I strongly believe that a university teacher should adopt more measures of encouragement rather than holding on to a whip for the most part of his education journey with his students. Surely encouragement and so-called tough love don’t necessarily contradict each other: one can be the other in disguise, and a combination of both styles may generate better effects than going one road exclusively. Yet encouragement is more what contemporary university students need in most cases.
In my personal experience and according to my observation of people around me, modern pupils don’t lack criticism but want confidence. I remember growing up even as a modal pupil at school, what I got from teachers and my parents were mostly a slap on the wrist when I made a mistake, and the reaction produced in me was almost never a motion forward but discouragement. I see the same tendency in my fellow students then and my real students now as I am a teacher myself. I heard from a famous philosopher that what motivates people the most was never to pursue happiness but to rid themselves of pain. While encouragement gives a gentle push for the student to move forward in his origianl progressive path, criticism unavoidably brings pain into people’s heart and immediately their instincts tend to be self defense because they instinctively focus on getting rid of the pain of being blamed.
No doubt that criticism serve to put students quickly in the right place if they are conceited or need to be forcefully steered to look at their shortcomings. The old quote “Strict teachers bring forth master students” is not invalid but it has two hidden premises: that the teacher and student form a permanent, at least long-term pair of mentor and mentee, and that the goal of that education process in question is to train top-notch students, as opposed to general education goals. However, in modern times, the relationships between students and teachers are often not much more than terminals of information output and input. In this case, the so-called love in “tough love” requires more interactions than existing to build up, henceforth all is left is toughness which produces pain only. Pain should never be the goal.
(moderations, conditions). Provided that teachers go for the encouragement way as the main road, they can tailor their education strategies by adding some spices of critiquing based on their understanding and assessment of their students’ psychological characteristics. After all, students can be lazy or stubborn in readying themselves to find the critical faults that will stumble their further progress. Then teachers might resort to stronger words to strap them up and get them in the right place first.
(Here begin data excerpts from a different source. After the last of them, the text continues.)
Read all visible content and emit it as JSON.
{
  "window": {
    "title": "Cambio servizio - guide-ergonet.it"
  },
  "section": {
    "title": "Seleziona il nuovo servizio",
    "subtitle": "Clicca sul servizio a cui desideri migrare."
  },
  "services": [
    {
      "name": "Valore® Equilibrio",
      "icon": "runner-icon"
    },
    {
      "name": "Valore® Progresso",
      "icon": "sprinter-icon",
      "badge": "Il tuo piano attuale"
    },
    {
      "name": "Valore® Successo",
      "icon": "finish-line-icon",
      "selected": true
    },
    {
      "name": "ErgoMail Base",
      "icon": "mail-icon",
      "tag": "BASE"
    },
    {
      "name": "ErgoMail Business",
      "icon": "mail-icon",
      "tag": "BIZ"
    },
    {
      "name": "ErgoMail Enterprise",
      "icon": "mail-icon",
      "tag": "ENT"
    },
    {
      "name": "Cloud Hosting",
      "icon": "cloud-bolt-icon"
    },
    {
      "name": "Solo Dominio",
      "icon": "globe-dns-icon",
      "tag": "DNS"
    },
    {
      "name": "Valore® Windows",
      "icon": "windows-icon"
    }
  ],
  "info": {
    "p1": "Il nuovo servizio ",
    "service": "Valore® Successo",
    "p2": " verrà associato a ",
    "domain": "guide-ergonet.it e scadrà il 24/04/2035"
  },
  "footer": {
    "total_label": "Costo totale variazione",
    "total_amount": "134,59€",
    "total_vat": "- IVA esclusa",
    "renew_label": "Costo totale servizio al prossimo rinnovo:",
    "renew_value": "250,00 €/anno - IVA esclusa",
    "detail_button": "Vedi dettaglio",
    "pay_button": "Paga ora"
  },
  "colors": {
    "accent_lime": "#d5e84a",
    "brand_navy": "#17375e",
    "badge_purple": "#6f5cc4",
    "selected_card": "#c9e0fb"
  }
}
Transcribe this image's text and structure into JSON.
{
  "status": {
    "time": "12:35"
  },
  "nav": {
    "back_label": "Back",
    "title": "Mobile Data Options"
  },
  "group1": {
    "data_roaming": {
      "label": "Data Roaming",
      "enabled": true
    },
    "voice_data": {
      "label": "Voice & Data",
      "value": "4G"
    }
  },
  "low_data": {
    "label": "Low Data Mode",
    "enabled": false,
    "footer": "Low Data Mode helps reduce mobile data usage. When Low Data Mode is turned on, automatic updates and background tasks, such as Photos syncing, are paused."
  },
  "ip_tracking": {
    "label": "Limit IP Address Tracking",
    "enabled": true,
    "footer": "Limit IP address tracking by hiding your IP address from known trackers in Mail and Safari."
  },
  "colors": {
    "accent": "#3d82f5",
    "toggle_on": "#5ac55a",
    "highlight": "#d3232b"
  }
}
But such measures should not be predominant as we all respond to positive incentives better than negative ones.
Teachers’ objective being to have the best possible education outcome, namely, to train their students to become as skilled and capable as possible in the subject in question, they should always choose the method that can carry their students onward rather than put them down. Having said that, there are stituation and personality variations that call for more “harshful” attitudes to stop catastrophic momentums, in another word, we need both the gas and the break peda albeit in different proportionsl. The application of different methods in education should be done according to what the students truly need at the time.